Zdecydowanie tak. Położenie nacisku na bardzo dobrą jakość obrazu i dźwięku, świetna realizacja – wszystko to wspiera oglądalność, ale też cieszy pianistów. Nawet jeśli ktoś zakończył przygodę konkursową w pierwszym etapie, ma piękną pamiątkę i gotowy materiał, by dalej pokazywać się na świecie. Tę jakość docenia nie tylko wielomilionowa publiczność, lecz także fachowcy, muzycy, krytycy muzyczni, specjaliści od technologii. To w dziedzinie klasycznej jest kulturowy ekwiwalent igrzysk olimpijskich, zarówno jeśli chodzi o emocje, jak i o sposób prezentacji.
Organizatorom od początku zależało, by konkurs odbył się przy udziale publiczności. Dlaczego to było tak ważne?
Pandemia pokrzyżowała nam plany, wydarzenie zostało przesunięte o rok. Wszystko po to, by konkurs mógł odbyć się w tradycyjnej formule, w wypełnionej słuchaczami sali Filharmonii Narodowej. To szalenie ważne. W pustej przestrzeni jest zupełnie inna akustyka, ale przede wszystkim muzycy muszą mieć dla kogo grać. Muzyka to forma emocjonalnej wypowiedzi, trzeba mieć do kogo ją skierować. Bardzo istotna jest wymiana energii, interakcje między wykonawcą a odbiorcą. Publiczność wpływa na interpretację, współkształtuje wykonanie, uskrzydla artystów. Jesteśmy z naszych słuchaczy bardzo dumni. Słuchają w wielkim skupieniu, dyskutują, część patrzy w nuty. Kochają Chopina do szaleństwa. To widać także po tym, ile osób czeka na wejściówki, biwakując pod Filharmonią od wczesnych godzin rannych. To budujące.

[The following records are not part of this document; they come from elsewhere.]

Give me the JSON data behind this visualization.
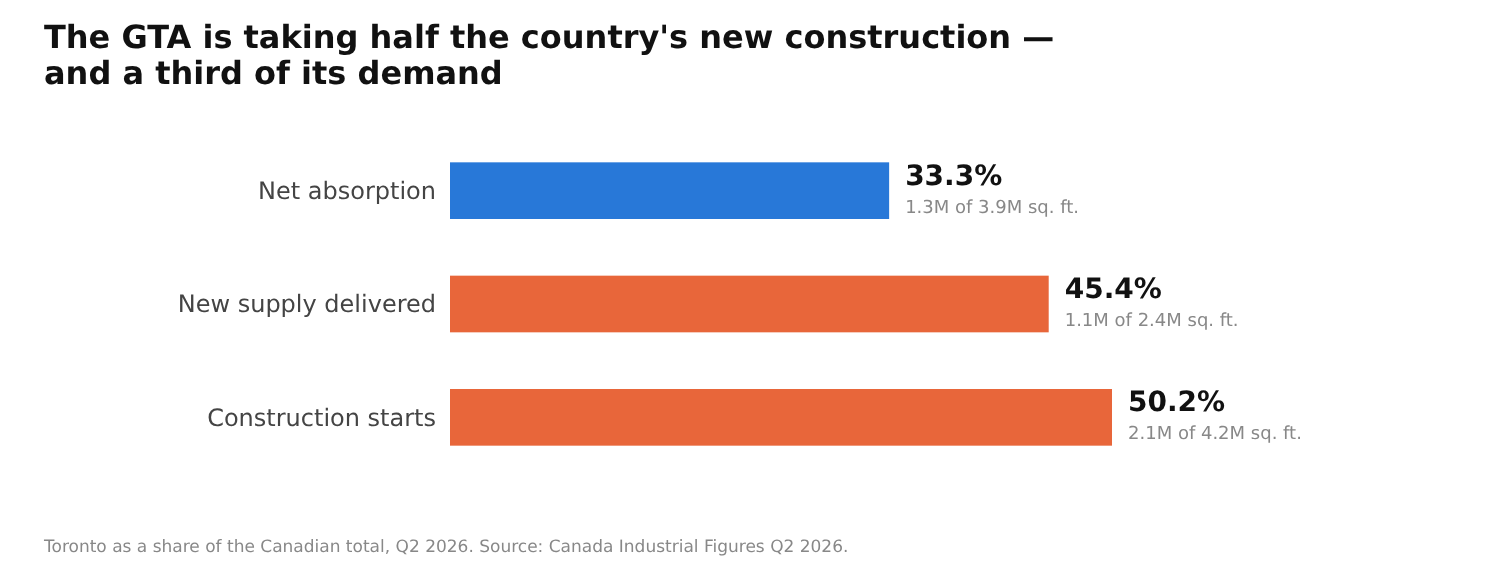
{
  "chart_data": {
    "type": "bar",
    "orientation": "horizontal",
    "title": "The GTA is taking half the country's new construction — and a third of its demand",
    "categories": [
      "Net absorption",
      "New supply delivered",
      "Construction starts"
    ],
    "values": [
      33.3,
      45.4,
      50.2
    ],
    "colors": [
      "#2878d8",
      "#e8663a",
      "#e8663a"
    ],
    "value_labels": [
      "33.3%",
      "45.4%",
      "50.2%"
    ],
    "annotations": [
      {
        "text": "1.3M of 3.9M sq. ft.",
        "x": 33.3,
        "y": "Net absorption"
      },
      {
        "text": "1.1M of 2.4M sq. ft.",
        "x": 45.4,
        "y": "New supply delivered"
      },
      {
        "text": "2.1M of 4.2M sq. ft.",
        "x": 50.2,
        "y": "Construction starts"
      },
      "Toronto as a share of the Canadian total, Q2 2026. Source: Canada Industrial Figures Q2 2026."
    ]
  }
}
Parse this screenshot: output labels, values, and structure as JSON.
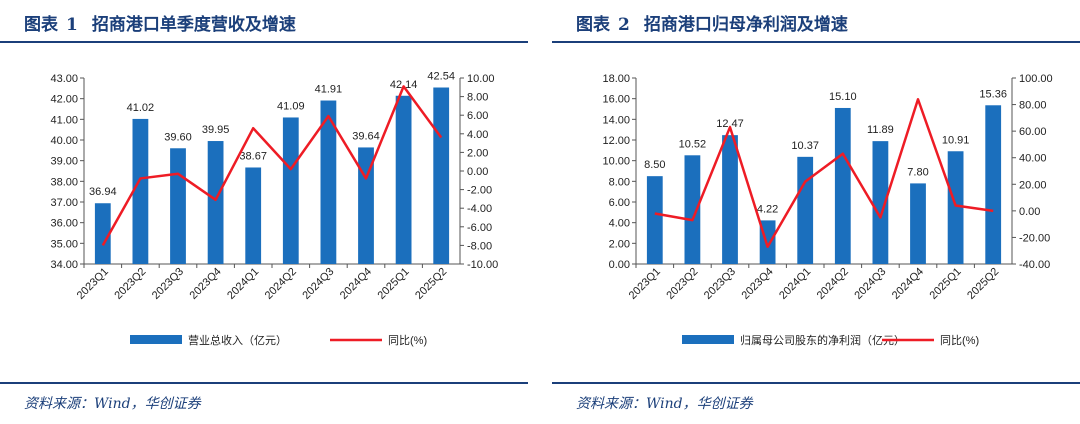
{
  "charts": [
    {
      "figure_label": "图表",
      "figure_num": "1",
      "title": "招商港口单季度营收及增速",
      "source": "资料来源：Wind，华创证券"
    },
    {
      "figure_label": "图表",
      "figure_num": "2",
      "title": "招商港口归母净利润及增速",
      "source": "资料来源：Wind，华创证券"
    }
  ],
  "colors": {
    "bar": "#1b6fbd",
    "line": "#ee1c25",
    "title": "#1b3f7a",
    "axis": "#555555"
  },
  "chart_data": [
    {
      "type": "bar",
      "categories": [
        "2023Q1",
        "2023Q2",
        "2023Q3",
        "2023Q4",
        "2024Q1",
        "2024Q2",
        "2024Q3",
        "2024Q4",
        "2025Q1",
        "2025Q2"
      ],
      "series": [
        {
          "name": "营业总收入（亿元）",
          "type": "bar",
          "axis": "left",
          "values": [
            36.94,
            41.02,
            39.6,
            39.95,
            38.67,
            41.09,
            41.91,
            39.64,
            42.14,
            42.54
          ],
          "labels": [
            "36.94",
            "41.02",
            "39.60",
            "39.95",
            "38.67",
            "41.09",
            "41.91",
            "39.64",
            "42.14",
            "42.54"
          ]
        },
        {
          "name": "同比(%)",
          "type": "line",
          "axis": "right",
          "values": [
            -8.0,
            -0.8,
            -0.3,
            -3.1,
            4.6,
            0.2,
            5.9,
            -0.8,
            9.1,
            3.6
          ]
        }
      ],
      "y_left": {
        "min": 34,
        "max": 43,
        "step": 1,
        "ticks": [
          "34.00",
          "35.00",
          "36.00",
          "37.00",
          "38.00",
          "39.00",
          "40.00",
          "41.00",
          "42.00",
          "43.00"
        ]
      },
      "y_right": {
        "min": -10,
        "max": 10,
        "step": 2,
        "ticks": [
          "-10.00",
          "-8.00",
          "-6.00",
          "-4.00",
          "-2.00",
          "0.00",
          "2.00",
          "4.00",
          "6.00",
          "8.00",
          "10.00"
        ]
      },
      "legend_position": "bottom",
      "grid": false
    },
    {
      "type": "bar",
      "categories": [
        "2023Q1",
        "2023Q2",
        "2023Q3",
        "2023Q4",
        "2024Q1",
        "2024Q2",
        "2024Q3",
        "2024Q4",
        "2025Q1",
        "2025Q2"
      ],
      "series": [
        {
          "name": "归属母公司股东的净利润（亿元）",
          "type": "bar",
          "axis": "left",
          "values": [
            8.5,
            10.52,
            12.47,
            4.22,
            10.37,
            15.1,
            11.89,
            7.8,
            10.91,
            15.36
          ],
          "labels": [
            "8.50",
            "10.52",
            "12.47",
            "4.22",
            "10.37",
            "15.10",
            "11.89",
            "7.80",
            "10.91",
            "15.36"
          ]
        },
        {
          "name": "同比(%)",
          "type": "line",
          "axis": "right",
          "values": [
            -2,
            -7,
            63,
            -27,
            22,
            43,
            -5,
            84,
            4,
            0
          ]
        }
      ],
      "y_left": {
        "min": 0,
        "max": 18,
        "step": 2,
        "ticks": [
          "0.00",
          "2.00",
          "4.00",
          "6.00",
          "8.00",
          "10.00",
          "12.00",
          "14.00",
          "16.00",
          "18.00"
        ]
      },
      "y_right": {
        "min": -40,
        "max": 100,
        "step": 20,
        "ticks": [
          "-40.00",
          "-20.00",
          "0.00",
          "20.00",
          "40.00",
          "60.00",
          "80.00",
          "100.00"
        ]
      },
      "legend_position": "bottom",
      "grid": false
    }
  ]
}
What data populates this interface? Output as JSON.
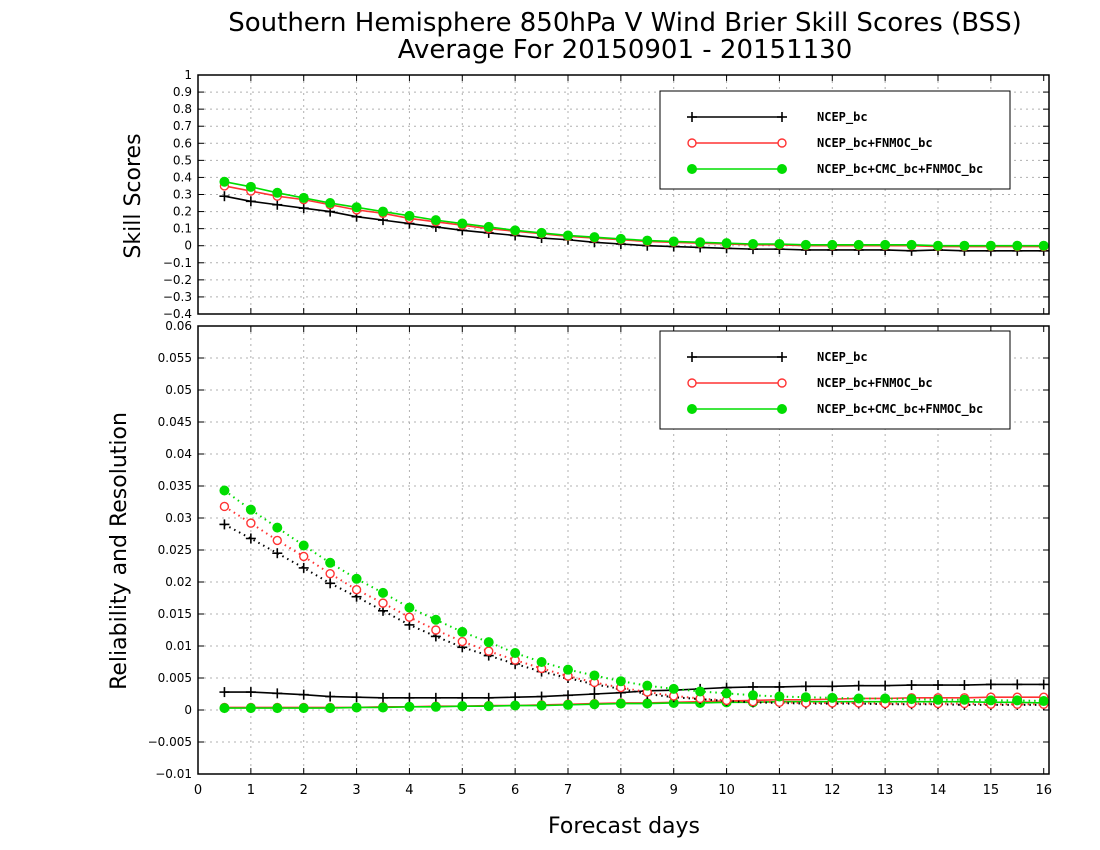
{
  "chart_data": {
    "title": "Southern Hemisphere 850hPa V Wind Brier Skill Scores (BSS)",
    "subtitle": "Average For 20150901 - 20151130",
    "xlabel": "Forecast days",
    "xlim": [
      0,
      16.1
    ],
    "xticks": [
      0,
      1,
      2,
      3,
      4,
      5,
      6,
      7,
      8,
      9,
      10,
      11,
      12,
      13,
      14,
      15,
      16
    ],
    "x": [
      0.5,
      1,
      1.5,
      2,
      2.5,
      3,
      3.5,
      4,
      4.5,
      5,
      5.5,
      6,
      6.5,
      7,
      7.5,
      8,
      8.5,
      9,
      9.5,
      10,
      10.5,
      11,
      11.5,
      12,
      12.5,
      13,
      13.5,
      14,
      14.5,
      15,
      15.5,
      16
    ],
    "grid": true,
    "legend_placement": "top-right",
    "series_styles": [
      {
        "name": "NCEP_bc",
        "color": "#000000",
        "marker": "plus"
      },
      {
        "name": "NCEP_bc+FNMOC_bc",
        "color": "#ff3333",
        "marker": "open-circle"
      },
      {
        "name": "NCEP_bc+CMC_bc+FNMOC_bc",
        "color": "#00dd00",
        "marker": "filled-circle"
      }
    ],
    "panels": [
      {
        "type": "line",
        "ylabel": "Skill Scores",
        "ylim": [
          -0.4,
          1
        ],
        "yticks": [
          "−0.4",
          "−0.3",
          "−0.2",
          "−0.1",
          "0",
          "0.1",
          "0.2",
          "0.3",
          "0.4",
          "0.5",
          "0.6",
          "0.7",
          "0.8",
          "0.9",
          "1"
        ],
        "ytick_values": [
          -0.4,
          -0.3,
          -0.2,
          -0.1,
          0,
          0.1,
          0.2,
          0.3,
          0.4,
          0.5,
          0.6,
          0.7,
          0.8,
          0.9,
          1
        ],
        "series": [
          {
            "name": "NCEP_bc",
            "style": "solid",
            "values": [
              0.29,
              0.26,
              0.24,
              0.22,
              0.2,
              0.17,
              0.15,
              0.13,
              0.11,
              0.09,
              0.075,
              0.06,
              0.045,
              0.035,
              0.02,
              0.01,
              0.0,
              -0.005,
              -0.01,
              -0.015,
              -0.02,
              -0.02,
              -0.025,
              -0.025,
              -0.025,
              -0.025,
              -0.03,
              -0.025,
              -0.03,
              -0.03,
              -0.03,
              -0.03
            ]
          },
          {
            "name": "NCEP_bc+FNMOC_bc",
            "style": "solid",
            "values": [
              0.35,
              0.32,
              0.29,
              0.27,
              0.24,
              0.21,
              0.19,
              0.16,
              0.14,
              0.12,
              0.1,
              0.085,
              0.07,
              0.055,
              0.045,
              0.035,
              0.025,
              0.02,
              0.015,
              0.01,
              0.005,
              0.005,
              0.0,
              0.0,
              0.0,
              0.0,
              0.0,
              -0.005,
              -0.005,
              -0.005,
              -0.005,
              -0.005
            ]
          },
          {
            "name": "NCEP_bc+CMC_bc+FNMOC_bc",
            "style": "solid",
            "values": [
              0.375,
              0.345,
              0.31,
              0.28,
              0.25,
              0.225,
              0.2,
              0.175,
              0.15,
              0.13,
              0.11,
              0.09,
              0.075,
              0.06,
              0.05,
              0.04,
              0.03,
              0.025,
              0.02,
              0.015,
              0.01,
              0.01,
              0.005,
              0.005,
              0.005,
              0.005,
              0.005,
              0.0,
              0.0,
              0.0,
              0.0,
              0.0
            ]
          }
        ],
        "legend": [
          "NCEP_bc",
          "NCEP_bc+FNMOC_bc",
          "NCEP_bc+CMC_bc+FNMOC_bc"
        ]
      },
      {
        "type": "line",
        "ylabel": "Reliability and Resolution",
        "ylim": [
          -0.01,
          0.06
        ],
        "yticks": [
          "−0.01",
          "−0.005",
          "0",
          "0.005",
          "0.01",
          "0.015",
          "0.02",
          "0.025",
          "0.03",
          "0.035",
          "0.04",
          "0.045",
          "0.05",
          "0.055",
          "0.06"
        ],
        "ytick_values": [
          -0.01,
          -0.005,
          0,
          0.005,
          0.01,
          0.015,
          0.02,
          0.025,
          0.03,
          0.035,
          0.04,
          0.045,
          0.05,
          0.055,
          0.06
        ],
        "series": [
          {
            "name": "NCEP_bc",
            "group": "reliability",
            "style": "solid",
            "values": [
              0.0028,
              0.0028,
              0.0026,
              0.0024,
              0.0021,
              0.002,
              0.0019,
              0.0019,
              0.0019,
              0.0019,
              0.0019,
              0.002,
              0.0021,
              0.0023,
              0.0025,
              0.0027,
              0.003,
              0.0031,
              0.0033,
              0.0035,
              0.0036,
              0.0036,
              0.0037,
              0.0037,
              0.0038,
              0.0038,
              0.0039,
              0.0039,
              0.0039,
              0.004,
              0.004,
              0.004
            ]
          },
          {
            "name": "NCEP_bc+FNMOC_bc",
            "group": "reliability",
            "style": "solid",
            "values": [
              0.0004,
              0.0004,
              0.0004,
              0.0004,
              0.0004,
              0.0004,
              0.0005,
              0.0005,
              0.0006,
              0.0006,
              0.0007,
              0.0007,
              0.0008,
              0.0009,
              0.001,
              0.0011,
              0.0011,
              0.0012,
              0.0013,
              0.0014,
              0.0015,
              0.0016,
              0.0016,
              0.0017,
              0.0018,
              0.0018,
              0.0019,
              0.0019,
              0.0019,
              0.002,
              0.002,
              0.002
            ]
          },
          {
            "name": "NCEP_bc+CMC_bc+FNMOC_bc",
            "group": "reliability",
            "style": "solid",
            "values": [
              0.0003,
              0.0003,
              0.0003,
              0.0003,
              0.0003,
              0.0004,
              0.0004,
              0.0005,
              0.0005,
              0.0006,
              0.0006,
              0.0007,
              0.0007,
              0.0008,
              0.0009,
              0.001,
              0.001,
              0.0011,
              0.0011,
              0.0012,
              0.0012,
              0.0013,
              0.0013,
              0.0013,
              0.0013,
              0.0013,
              0.0013,
              0.0013,
              0.0013,
              0.0012,
              0.0012,
              0.0011
            ]
          },
          {
            "name": "NCEP_bc",
            "group": "resolution",
            "style": "dotted",
            "values": [
              0.029,
              0.0268,
              0.0245,
              0.0222,
              0.0198,
              0.0177,
              0.0155,
              0.0133,
              0.0115,
              0.0098,
              0.0085,
              0.0072,
              0.006,
              0.005,
              0.004,
              0.0033,
              0.0025,
              0.002,
              0.0017,
              0.0014,
              0.0012,
              0.0011,
              0.001,
              0.001,
              0.001,
              0.0009,
              0.0009,
              0.0009,
              0.0008,
              0.0008,
              0.0008,
              0.0008
            ]
          },
          {
            "name": "NCEP_bc+FNMOC_bc",
            "group": "resolution",
            "style": "dotted",
            "values": [
              0.0318,
              0.0292,
              0.0265,
              0.024,
              0.0213,
              0.0188,
              0.0167,
              0.0145,
              0.0125,
              0.0107,
              0.0092,
              0.0078,
              0.0065,
              0.0053,
              0.0043,
              0.0035,
              0.0028,
              0.0022,
              0.0018,
              0.0015,
              0.0013,
              0.0012,
              0.0011,
              0.0011,
              0.0011,
              0.001,
              0.001,
              0.001,
              0.001,
              0.0009,
              0.0009,
              0.0009
            ]
          },
          {
            "name": "NCEP_bc+CMC_bc+FNMOC_bc",
            "group": "resolution",
            "style": "dotted",
            "values": [
              0.0343,
              0.0313,
              0.0285,
              0.0257,
              0.023,
              0.0205,
              0.0183,
              0.016,
              0.0141,
              0.0122,
              0.0106,
              0.0089,
              0.0075,
              0.0063,
              0.0054,
              0.0045,
              0.0038,
              0.0033,
              0.0029,
              0.0026,
              0.0023,
              0.0021,
              0.002,
              0.0019,
              0.0018,
              0.0018,
              0.0017,
              0.0016,
              0.0016,
              0.0015,
              0.0015,
              0.0014
            ]
          }
        ],
        "legend": [
          "NCEP_bc",
          "NCEP_bc+FNMOC_bc",
          "NCEP_bc+CMC_bc+FNMOC_bc"
        ]
      }
    ]
  }
}
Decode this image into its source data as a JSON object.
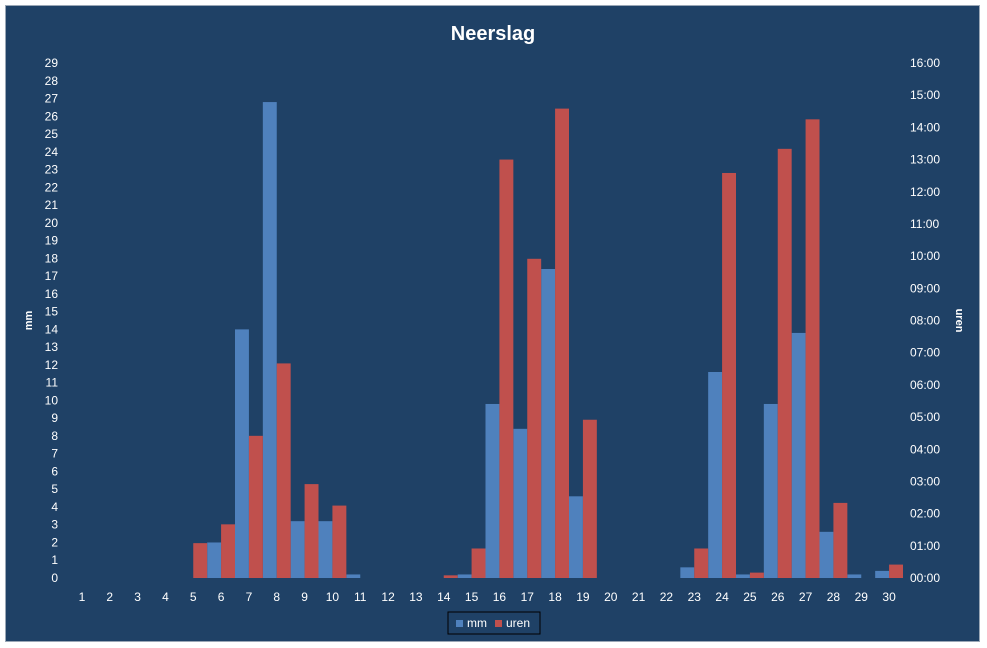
{
  "chart_data": {
    "type": "bar",
    "title": "Neerslag",
    "categories": [
      "1",
      "2",
      "3",
      "4",
      "5",
      "6",
      "7",
      "8",
      "9",
      "10",
      "11",
      "12",
      "13",
      "14",
      "15",
      "16",
      "17",
      "18",
      "19",
      "20",
      "21",
      "22",
      "23",
      "24",
      "25",
      "26",
      "27",
      "28",
      "29",
      "30"
    ],
    "series": [
      {
        "name": "mm",
        "axis": "left",
        "color": "#4f81bd",
        "values": [
          0,
          0,
          0,
          0,
          0,
          2.0,
          14.0,
          26.8,
          3.2,
          3.2,
          0.2,
          0,
          0,
          0,
          0.2,
          9.8,
          8.4,
          17.4,
          4.6,
          0,
          0,
          0,
          0.6,
          11.6,
          0.2,
          9.8,
          13.8,
          2.6,
          0.2,
          0.4
        ]
      },
      {
        "name": "uren",
        "axis": "right",
        "unit": "hours",
        "color": "#c0504d",
        "values": [
          0,
          0,
          0,
          0,
          1.083,
          1.667,
          4.417,
          6.667,
          2.917,
          2.25,
          0,
          0,
          0,
          0.083,
          0.917,
          13.0,
          9.917,
          14.583,
          4.917,
          0,
          0,
          0,
          0.917,
          12.583,
          0.167,
          13.333,
          14.25,
          2.333,
          0,
          0.417
        ]
      }
    ],
    "ylabel": "mm",
    "ylim": [
      0,
      29
    ],
    "yticks": [
      "0",
      "1",
      "2",
      "3",
      "4",
      "5",
      "6",
      "7",
      "8",
      "9",
      "10",
      "11",
      "12",
      "13",
      "14",
      "15",
      "16",
      "17",
      "18",
      "19",
      "20",
      "21",
      "22",
      "23",
      "24",
      "25",
      "26",
      "27",
      "28",
      "29"
    ],
    "y2label": "uren",
    "y2lim": [
      0,
      16
    ],
    "y2ticks": [
      "00:00",
      "01:00",
      "02:00",
      "03:00",
      "04:00",
      "05:00",
      "06:00",
      "07:00",
      "08:00",
      "09:00",
      "10:00",
      "11:00",
      "12:00",
      "13:00",
      "14:00",
      "15:00",
      "16:00"
    ],
    "grid": false,
    "legend_position": "bottom",
    "colors": {
      "background": "#1f4166",
      "text": "#ffffff"
    }
  }
}
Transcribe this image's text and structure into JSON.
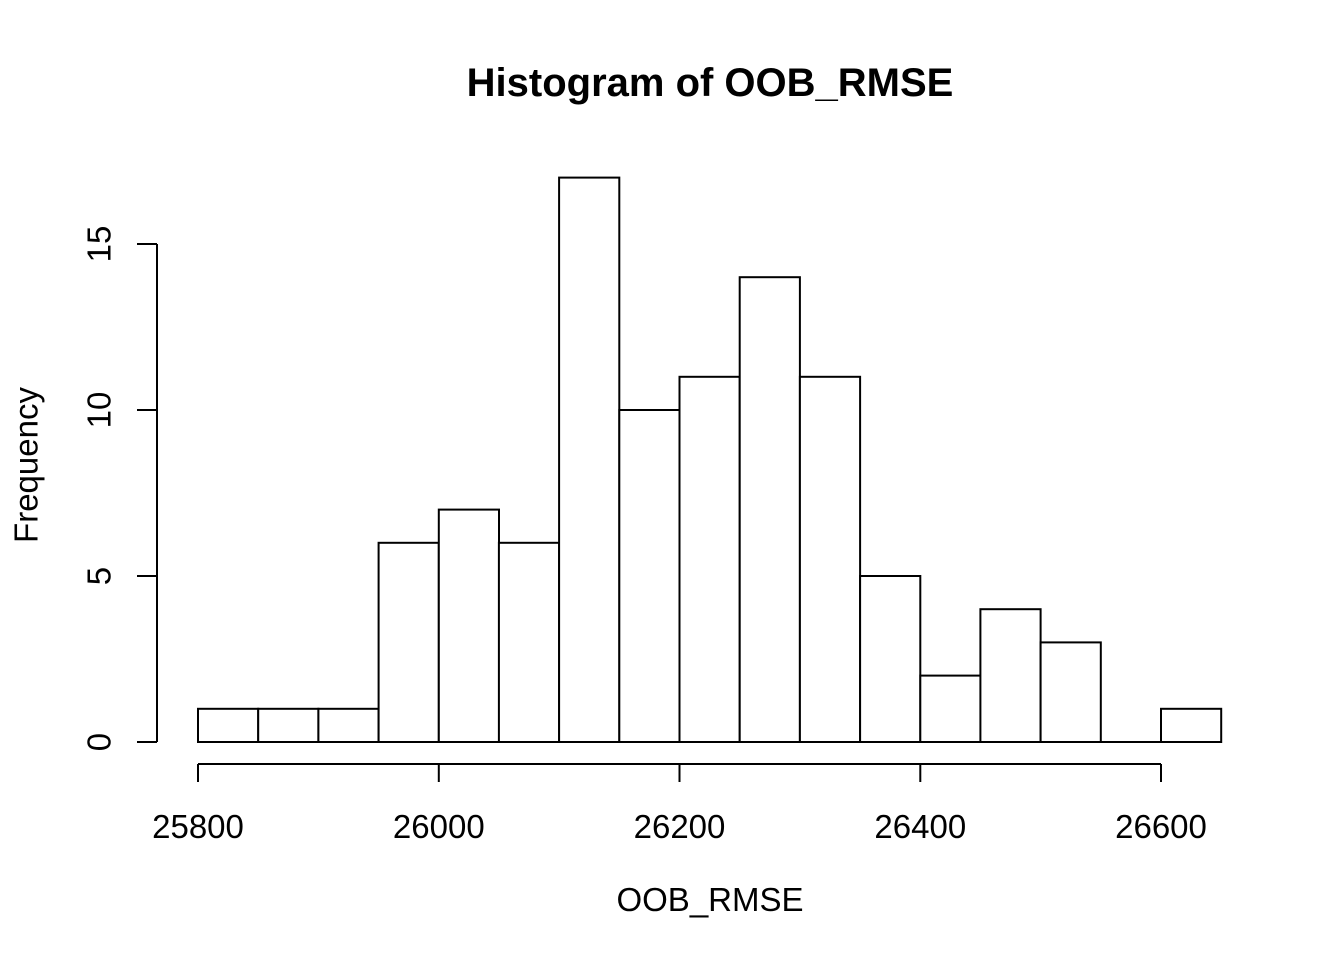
{
  "chart_data": {
    "type": "bar",
    "subtype": "histogram",
    "title": "Histogram of OOB_RMSE",
    "xlabel": "OOB_RMSE",
    "ylabel": "Frequency",
    "bin_start": 25800,
    "bin_width": 50,
    "bin_edges": [
      25800,
      25850,
      25900,
      25950,
      26000,
      26050,
      26100,
      26150,
      26200,
      26250,
      26300,
      26350,
      26400,
      26450,
      26500,
      26550,
      26600,
      26650
    ],
    "counts": [
      1,
      1,
      1,
      6,
      7,
      6,
      17,
      10,
      11,
      14,
      11,
      5,
      2,
      4,
      3,
      0,
      1
    ],
    "x_ticks": [
      25800,
      26000,
      26200,
      26400,
      26600
    ],
    "y_ticks": [
      0,
      5,
      10,
      15
    ],
    "xlim": [
      25800,
      26650
    ],
    "ylim": [
      0,
      17
    ],
    "grid": false,
    "legend": "none",
    "bar_fill": "#ffffff",
    "bar_stroke": "#000000",
    "axis_color": "#000000",
    "text_color": "#000000",
    "background": "#ffffff"
  }
}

Ile osób pracowało przy organizacji tegorocznej edycji?
Nie potrafię podać konkretnej liczby. Bardzo wiele – jurorzy, wszyscy pracownicy Narodowego Instytutu Fryderyka Chopina, pracownicy telewizji, radia, Filharmonii Narodowej, bileterzy, zespół przygotowujący gazetę konkursową, informatycy, graficy, kierowcy, którzy wożą jurorów... Mamy też wreszcie bogate grono wolontariuszy. To są fantastyczni młodzi ludzie, którzy postanowili to wielkie święto pianistyki spędzić razem z nami. Wiele osób było zaangażowanych w ten projekt.
Następny Konkurs Chopinowski planowany jest za cztery czy za pięć lat?
Planujemy wrócić do tradycyjnego rytmu konkursowego, co oznacza, że kolejna edycja powinna się odbyć w 2025 r.